Abstract Body (Do not enter title and authors here): Background: We have described the role of angiogenic transdifferentiation as a response to ischemia. Specifically, in the setting of ischemia, a subset of tissue fibroblasts transdifferentiates into endothelial cells to contribute to angiogenesis. Here we demonstrate that angiogenic transdifferentiation, and the recovery from ischemia, requires an N6-methyladenosine (m6A) modification of messenger RNA (mRNA) in the ischemic tissue. METTL3 and METTL14 constitute the core m6A methyltransferase complex that catalyzes m6A deposition.
Methods: A murine hindlimb ischemia model was employed to evaluate vascular recovery post-ischemia, with blood flow assessed via laser Doppler imaging. m6A levels in RNA were quantified using RNA dot blot and ELISA-based assays. Capillary density was assessed by immunostaining for endothelial markers CD31 and CD144. Fibroblast lineage tracing utilized constitutive (FSP1Cre: R26R-EYFP) and inducible [Col1a2-CreER: Ai9 (RCL-tdT)] reporter mouse models. Additionally, a small molecule-based protocol induced fibroblast-to-endothelial cell transdifferentiation in human fibroblasts in vitro.

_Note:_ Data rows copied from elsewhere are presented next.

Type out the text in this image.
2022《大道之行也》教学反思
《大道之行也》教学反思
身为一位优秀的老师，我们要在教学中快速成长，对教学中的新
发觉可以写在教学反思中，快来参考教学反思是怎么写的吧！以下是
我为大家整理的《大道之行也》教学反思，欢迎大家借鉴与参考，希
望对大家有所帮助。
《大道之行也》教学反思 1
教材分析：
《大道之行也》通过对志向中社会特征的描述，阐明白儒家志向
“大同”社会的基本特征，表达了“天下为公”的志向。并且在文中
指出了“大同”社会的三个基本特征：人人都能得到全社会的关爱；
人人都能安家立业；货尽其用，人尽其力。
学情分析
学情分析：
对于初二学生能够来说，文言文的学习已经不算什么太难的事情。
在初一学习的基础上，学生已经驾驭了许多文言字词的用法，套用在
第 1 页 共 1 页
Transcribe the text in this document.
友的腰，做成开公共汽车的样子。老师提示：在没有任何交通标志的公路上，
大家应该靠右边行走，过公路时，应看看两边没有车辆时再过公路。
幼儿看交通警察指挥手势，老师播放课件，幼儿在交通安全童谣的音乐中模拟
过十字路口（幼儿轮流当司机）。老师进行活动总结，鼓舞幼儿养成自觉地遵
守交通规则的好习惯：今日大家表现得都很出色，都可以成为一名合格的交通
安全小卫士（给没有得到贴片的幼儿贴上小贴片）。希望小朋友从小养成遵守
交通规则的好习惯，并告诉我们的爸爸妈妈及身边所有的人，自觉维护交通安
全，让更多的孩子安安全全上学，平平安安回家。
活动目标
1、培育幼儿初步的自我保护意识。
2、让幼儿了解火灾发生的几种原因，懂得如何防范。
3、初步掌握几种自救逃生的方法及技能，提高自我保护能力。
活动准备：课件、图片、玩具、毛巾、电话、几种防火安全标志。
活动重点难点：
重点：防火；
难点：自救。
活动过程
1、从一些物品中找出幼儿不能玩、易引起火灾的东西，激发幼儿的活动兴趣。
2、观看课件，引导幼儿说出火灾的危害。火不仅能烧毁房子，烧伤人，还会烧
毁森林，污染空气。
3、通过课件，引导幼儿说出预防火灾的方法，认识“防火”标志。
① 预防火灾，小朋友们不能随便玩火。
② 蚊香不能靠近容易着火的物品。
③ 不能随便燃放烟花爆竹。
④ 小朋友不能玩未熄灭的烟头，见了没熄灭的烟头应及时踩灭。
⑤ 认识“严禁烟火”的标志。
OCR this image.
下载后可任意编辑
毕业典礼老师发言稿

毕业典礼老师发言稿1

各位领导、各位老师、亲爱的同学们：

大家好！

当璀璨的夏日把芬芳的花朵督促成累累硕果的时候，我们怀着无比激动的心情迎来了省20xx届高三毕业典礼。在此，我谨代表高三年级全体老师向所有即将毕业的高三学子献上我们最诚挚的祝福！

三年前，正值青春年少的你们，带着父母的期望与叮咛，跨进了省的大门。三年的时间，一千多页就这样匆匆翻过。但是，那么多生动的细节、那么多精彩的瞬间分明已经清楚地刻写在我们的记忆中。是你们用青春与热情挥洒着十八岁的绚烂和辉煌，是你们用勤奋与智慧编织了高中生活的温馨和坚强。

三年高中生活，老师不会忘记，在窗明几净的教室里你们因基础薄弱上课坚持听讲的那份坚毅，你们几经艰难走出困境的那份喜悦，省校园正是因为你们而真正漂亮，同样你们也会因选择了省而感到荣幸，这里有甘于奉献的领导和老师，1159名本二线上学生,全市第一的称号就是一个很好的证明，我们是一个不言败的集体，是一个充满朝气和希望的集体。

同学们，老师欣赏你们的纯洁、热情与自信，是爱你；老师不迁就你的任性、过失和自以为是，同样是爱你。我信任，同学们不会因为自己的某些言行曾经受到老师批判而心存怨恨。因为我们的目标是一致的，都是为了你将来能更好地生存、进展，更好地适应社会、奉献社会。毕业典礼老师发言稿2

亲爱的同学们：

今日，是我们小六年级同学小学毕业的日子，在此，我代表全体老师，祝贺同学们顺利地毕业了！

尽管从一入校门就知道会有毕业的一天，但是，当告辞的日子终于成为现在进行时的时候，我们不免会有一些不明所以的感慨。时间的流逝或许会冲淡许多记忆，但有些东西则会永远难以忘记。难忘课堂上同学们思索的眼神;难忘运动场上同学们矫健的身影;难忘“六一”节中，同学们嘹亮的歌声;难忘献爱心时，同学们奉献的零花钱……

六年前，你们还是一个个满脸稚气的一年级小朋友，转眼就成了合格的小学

Results: At 7 days post-femoral artery ligation, m6A levels increased in ischemic muscle, predominantly within fibroblasts. Inhibition of m6A modification, via pharmacological METTL3 inhibition or fibroblast-specific METTL14 knockout, impaired vascular recovery, as demonstrated by decreased blood flow, enhanced tissue damage, and reduced capillary density. Lineage tracing studies revealed that impaired recovery in m6A-deficient mice was associated with reduced angiogenic transdifferentiation, evidenced by fewer fibroblast-derived endothelial cells. Consistently, in vitro experiments demonstrated that suppressing m6A hindered, whereas enhancing m6A promoted, fibroblast-to-endothelial cell transdifferentiation. Furthermore, elevating m6A levels using small molecules improved vascular recovery in the ischemia model.
Conclusions: mRNA m6A modification critically regulates microvascular recovery following ischemia, partially through facilitating angiogenic transdifferentiation. Targeting m6A modification may represent a novel therapeutic strategy for enhancing vascular repair in ischemic diseases.